Model implementation
We first implement a Bayesian as below.
- Parameters declared in block “model” will not be saved in fit$draws.
functions {
vector repeat_vector(vector input, int K) {
int N = rows(input);
vector[N*K] repvec; // stack N-vector K times
for (k in 1:K) {
for (i in 1:N) {
repvec[i+(k-1)*N] = input[i]; // assign i-th value of input to i+(k-1)*N -th value of repvec
}
}
return repvec;
}
vector rep_each(vector x, int K) {
int N = rows(x);
vector[N * K] y;
int pos = 1;
for (n in 1:N) {
for (k in 1:K) {
y[pos] = x[n];
pos += 1;
}
}
return y;
}
}
data {
int<lower=0> N; // total number of data point. n_gene * n_cell
int<lower=0> n_gene;
int<lower=0> n_cell;
vector[N] total_count_per_cell;
vector[n_gene] x;
array[N] int y;
}
parameters {
vector<lower=0>[n_gene] reciprocal_sqrt_phi;
real alpha;
real beta;
real<lower=0> sigma;
vector[n_gene] log_q;
}
transformed parameters {
vector[N] log_mu; // N = n_gene * n_cell
vector[N] phi;
log_mu = repeat_vector(log_q, n_cell) +
log(total_count_per_cell);
phi = repeat_vector(1/square(reciprocal_sqrt_phi), n_cell);
}
model {
alpha ~ normal(0,10);
beta ~ normal(-10,10);
sigma ~ normal(0, 10);
reciprocal_sqrt_phi ~ normal(0, 10);
log_q ~ normal(alpha + beta * x, sigma);
y ~ neg_binomial_2_log(log_mu, phi);
}
Compute log-likelihood of testing dataset
We simulate bad-quality cells by shuffling read count values of 10 randomly picked ERCC transcripts.

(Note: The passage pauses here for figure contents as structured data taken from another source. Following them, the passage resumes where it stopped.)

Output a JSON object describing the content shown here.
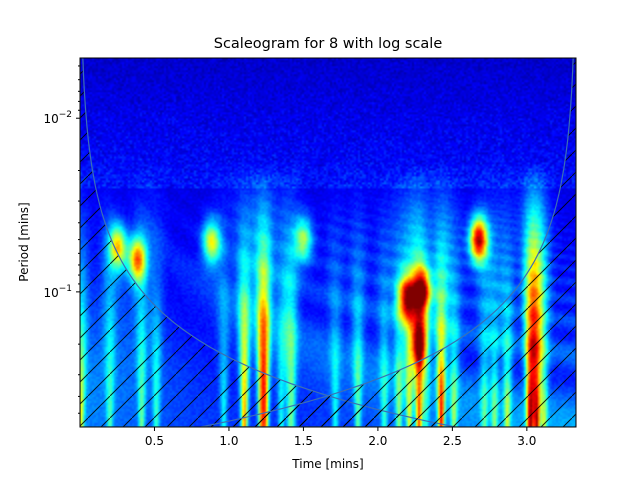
{
  "chart_data": {
    "type": "heatmap",
    "title": "Scaleogram for 8 with log scale",
    "xlabel": "Time [mins]",
    "ylabel": "Period [mins]",
    "xlim": [
      0.0,
      3.33
    ],
    "ylim_period": [
      0.6,
      0.0045
    ],
    "y_scale": "log",
    "y_inverted": true,
    "x_tick_labels": [
      "0.5",
      "1.0",
      "1.5",
      "2.0",
      "2.5",
      "3.0"
    ],
    "x_tick_values": [
      0.5,
      1.0,
      1.5,
      2.0,
      2.5,
      3.0
    ],
    "y_tick_labels": [
      {
        "base": "10",
        "exp": "−2",
        "value": 0.01
      },
      {
        "base": "10",
        "exp": "−1",
        "value": 0.1
      }
    ],
    "colormap": "jet",
    "cone_of_influence": true,
    "hatch": "diagonal",
    "hotspots": [
      {
        "time": 2.68,
        "period": 0.05,
        "intensity": 1.0
      },
      {
        "time": 2.3,
        "period": 0.1,
        "intensity": 0.85
      },
      {
        "time": 2.2,
        "period": 0.11,
        "intensity": 0.8
      },
      {
        "time": 0.38,
        "period": 0.065,
        "intensity": 0.75
      },
      {
        "time": 0.25,
        "period": 0.055,
        "intensity": 0.65
      },
      {
        "time": 0.88,
        "period": 0.052,
        "intensity": 0.6
      },
      {
        "time": 2.28,
        "period": 0.2,
        "intensity": 0.7
      },
      {
        "time": 1.5,
        "period": 0.05,
        "intensity": 0.5
      }
    ]
  }
}
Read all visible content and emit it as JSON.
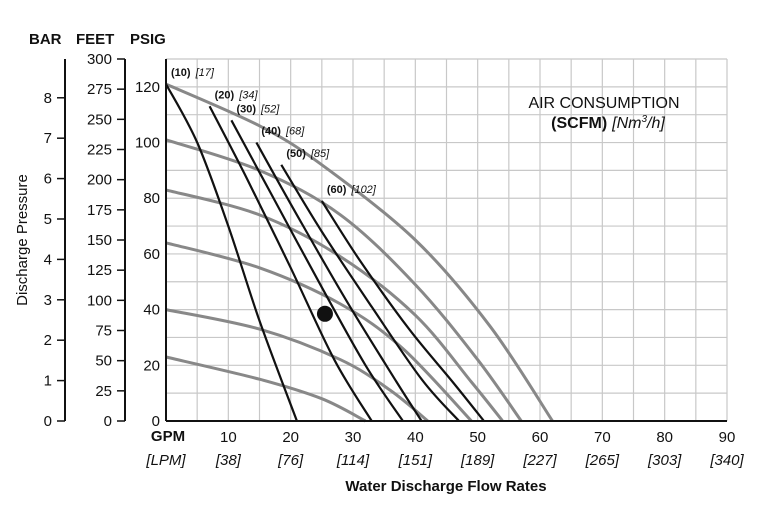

We then compute their point-wise log-likelihood for each cell in the testing data, which contains 400 good cells and 100 bad cells. Likelihood computation is done with cmdstanr’s standalone generated quantities method, using Stan code as below:
functions {
vector repeat_vector(vector input, int K) {
int N = rows(input);
vector[N*K] repvec; // stack N-vector K times
for (k in 1:K) {
for (i in 1:N) {
repvec[i+(k-1)*N] = input[i]; // assign i-th value of input to i+(k-1)*N -th value of repvec
}
}
return repvec;
}
vector rep_each(vector x, int K) {
int N = rows(x);
vector[N * K] y;
int pos = 1;
for (n in 1:N) {
for (k in 1:K) {
y[pos] = x[n];
pos += 1;
}
}
return y;
}
}
data {
int<lower=0> N; // total number of data point. n_gene * n_cell
int<lower=0> n_gene;
int<lower=0> n_cell;
vector[N] total_count_per_cell;
vector[n_gene] x;
array[N] int y;
}
parameters {
vector<lower=0>[n_gene] reciprocal_sqrt_phi;
real alpha;
real beta;
real<lower=0> sigma;
vector[n_gene] log_q;
}
transformed parameters {
vector[N] log_mu; // N = n_gene * n_cell
vector[N] phi;
log_mu = repeat_vector(log_q, n_cell) +
log(total_count_per_cell);
phi = repeat_vector(1/square(reciprocal_sqrt_phi), n_cell);
}
generated quantities {
vector[n_cell] log_lik;
real log_q_log_lik;
log_q_log_lik = normal_lpdf(log_q | alpha + beta * x, sigma);
for (n in 1:n_cell) {
log_lik[n] = neg_binomial_2_log_lpmf(y[((n-1)*n_gene+1):n*n_gene] |
log_mu[((n-1)*n_gene+1):n*n_gene],
phi[((n-1)*n_gene+1):n*n_gene]) + log_q_log_lik;
}
}
We see a very distinct difference between log-likelihood of good cells vs bad cells.